Sully clapped him on the shoulder. “Thanks. It means a lot.”

“Don’t get all mushy, Sully. You’ll make me blush.”

Sully rolled his eyes and turned away, cutting diagonally across the street toward a five-story building that took up half the block, which consisted of a row of apartment houses. Drake waited for a messenger on an old moped to buzz past and then followed. The Upper West Side of Manhattan seemed like a nice place to live, with trees planted along the sidewalk and waist-high wrought-iron gates in front of short pathways that led to front doors. The apartment building had red doors, dormers on either end and a little chalet-style peak in the center. Sully went all the way to the last door at the end of the block, where 82nd Street met West End Avenue.

Drake followed him into the foyer. Sully hit a button labeled Gorinsky, and they were buzzed in immediately.

Their destination turned out to be an apartment on the fourth floor at the rear of the building. According to Sully, it belonged to an old college friend of Jada’s who was studying overseas and had left her a key and an invitation to use the place any time she was in the city. If there was an elevator, Drake didn’t see it, and he was impressed by how little difficulty Sully had with the stairs. Not that he expected his old friend to collapse halfway up, but Sully wasn’t getting any younger, and smoking cigars wasn’t exactly the athlete’s number one hobby.

The apartment door opened before they reached it. The woman who stood just across the threshold could have passed for a teenager at first glance. She wore a long-sleeved cream-colored top, tight black pants, and plain black boots, useful instead of trendy. Her hair was black, but the long bangs that framed her face had been dyed a vivid magenta. But with a second look, Drake saw the power in her five-foot-three frame and the intelligence glinting in her hazel eyes.

Jada Hzujak was definitely not a kid anymore.

“What the hell are you doing?” Sully asked quietly, hustling her back into the apartment. “You didn’t even ask who it was before you buzzed us in.”

Jada lifted her chin, ready for a fight. “I’m not stupid, Uncle Vic.
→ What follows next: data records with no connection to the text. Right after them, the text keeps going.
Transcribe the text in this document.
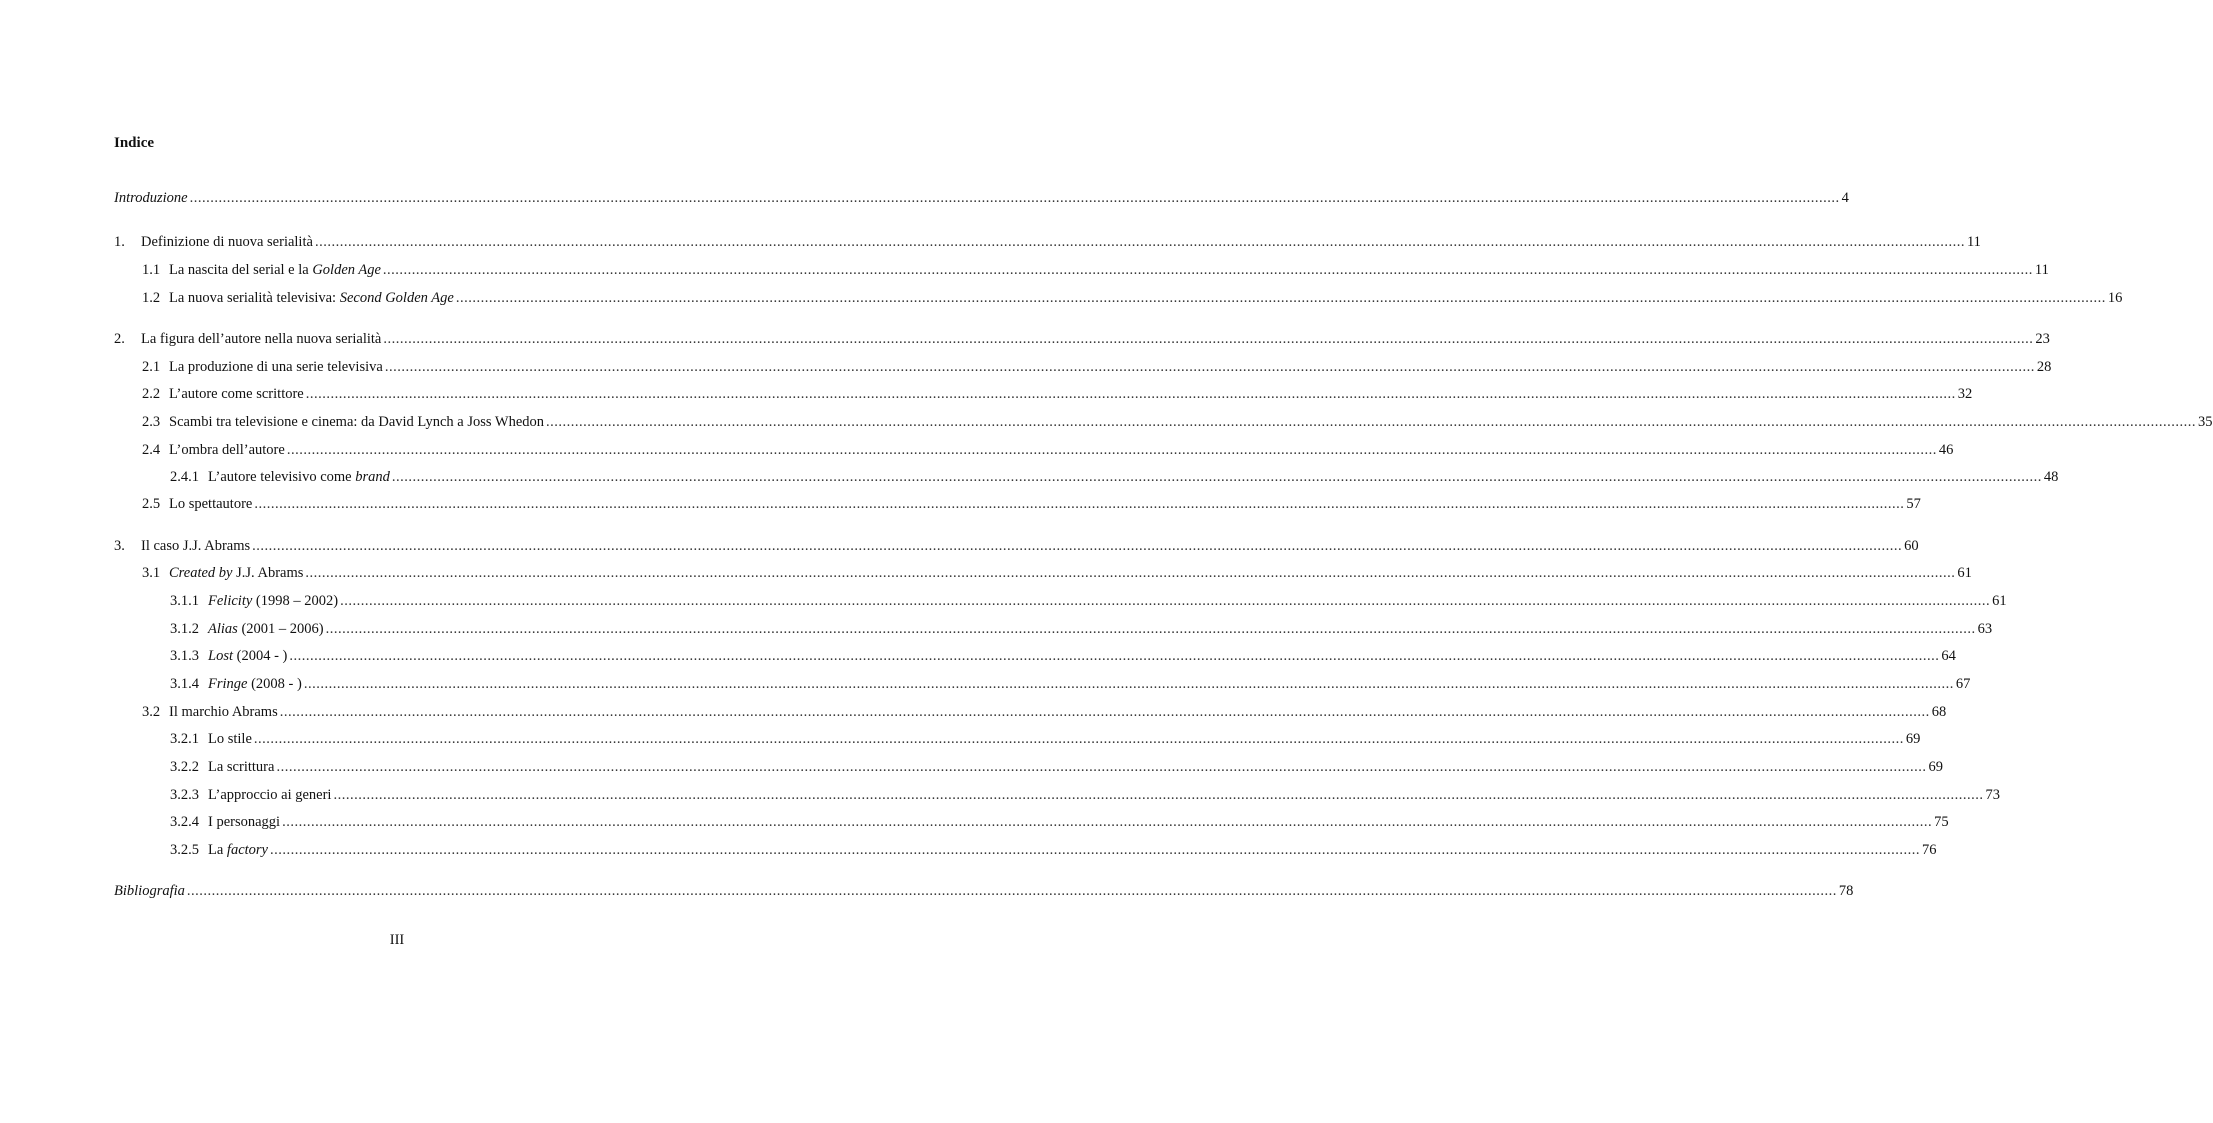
Indice
Introduzione ................................................................................................................................................................................................................................................................................................................................................................................................................ 4
1.	Definizione di nuova serialità ................................................................................................................................................................................................................................................................................................................................................................................................................ 11
1.1 La nascita del serial e la Golden Age ................................................................................................................................................................................................................................................................................................................................................................................................................ 11
1.2 La nuova serialità televisiva: Second Golden Age ................................................................................................................................................................................................................................................................................................................................................................................................................ 16
2.	La figura dell’autore nella nuova serialità ................................................................................................................................................................................................................................................................................................................................................................................................................ 23
2.1 La produzione di una serie televisiva ................................................................................................................................................................................................................................................................................................................................................................................................................ 28
2.2 L’autore come scrittore ................................................................................................................................................................................................................................................................................................................................................................................................................ 32
2.3 Scambi tra televisione e cinema: da David Lynch a Joss Whedon ................................................................................................................................................................................................................................................................................................................................................................................................................ 35
2.4 L’ombra dell’autore ................................................................................................................................................................................................................................................................................................................................................................................................................ 46
2.4.1 L’autore televisivo come brand ................................................................................................................................................................................................................................................................................................................................................................................................................ 48
2.5 Lo spettautore ................................................................................................................................................................................................................................................................................................................................................................................................................ 57
3.	Il caso J.J. Abrams ................................................................................................................................................................................................................................................................................................................................................................................................................ 60
3.1 Created by J.J. Abrams ................................................................................................................................................................................................................................................................................................................................................................................................................ 61
3.1.1 Felicity (1998 – 2002) ................................................................................................................................................................................................................................................................................................................................................................................................................ 61
3.1.2 Alias (2001 – 2006) ................................................................................................................................................................................................................................................................................................................................................................................................................ 63
3.1.3 Lost (2004 - ) ................................................................................................................................................................................................................................................................................................................................................................................................................ 64
3.1.4 Fringe (2008 - ) ................................................................................................................................................................................................................................................................................................................................................................................................................ 67
3.2 Il marchio Abrams ................................................................................................................................................................................................................................................................................................................................................................................................................ 68
3.2.1 Lo stile ................................................................................................................................................................................................................................................................................................................................................................................................................ 69
3.2.2 La scrittura ................................................................................................................................................................................................................................................................................................................................................................................................................ 69
3.2.3 L’approccio ai generi ................................................................................................................................................................................................................................................................................................................................................................................................................ 73
3.2.4 I personaggi ................................................................................................................................................................................................................................................................................................................................................................................................................ 75
3.2.5 La factory ................................................................................................................................................................................................................................................................................................................................................................................................................ 76
Bibliografia ................................................................................................................................................................................................................................................................................................................................................................................................................ 78
III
There’s a camera in the foyer, remember? I watched for you.”

She jerked a thumb at the intercom panel by the door. Drake couldn’t see it from out in the hall, but he figured Sully was getting a look at a screen where someone in the apartment could see who was buzzing from down below and feeling pretty sheepish. That made Drake smile. He didn’t get to see Sully put in his place very often.

Then Jada looked at him. “Are you just gonna stand in the hallway, smiling like an idiot, or are you coming in?”

“I wasn’t sure myself for a minute,” Drake replied, “but I guess I’m coming in.”

Jada stood back to let him enter, then shut and locked the door behind him. Drake glanced at Sully.

“Cat got your tongue, ‘Uncle Vic’?”

“Shut up,” Sully snarled.

The apartment was neat to the point of being spartan, decorated in bland colors by someone without a lot of imagination. The few pieces of art on the walls all seemed to have been chosen to match the decor instead of the other way around. The only signs of habitation were the throw pillows in disarray on the sofa and the mess of papers and books on the floor and coffee table nearby.

“Jada, you may not remember Nate-” Sully began.

“I remember him just fine,” Jada said, tucking a magenta lock behind her ear as she regarded Drake coolly. “Though in my memory you’re taller.”

Drake smiled. “Well, to be fair, you were shorter back then.”

“You were cuter, too.”

His smile vanished. “So were you. In a bossy ten-year-old girl kinda way.”

“I was twelve.”

“I know.”

Jada laughed, then immediately sobered, as if she felt guilty for feeling any levity at all in a world where her father had been brutally murdered. She managed a small, melancholy smile, just the slightest acknowledgment that she’d enjoyed the sparring, and then turned back to Sully.

“I kept working while you were out,” she said. “I wanted to have something to show you when you got back.”

Sully followed her over to the sofa and sat on the edge as she started to arrange the papers on the coffee table, then lifted a few of them off the floor. From where he stood, Drake saw that many of the papers were drawings of what looked like mazes, but they were fully rendered illustrations, not a crude puzzle maker’s doodling.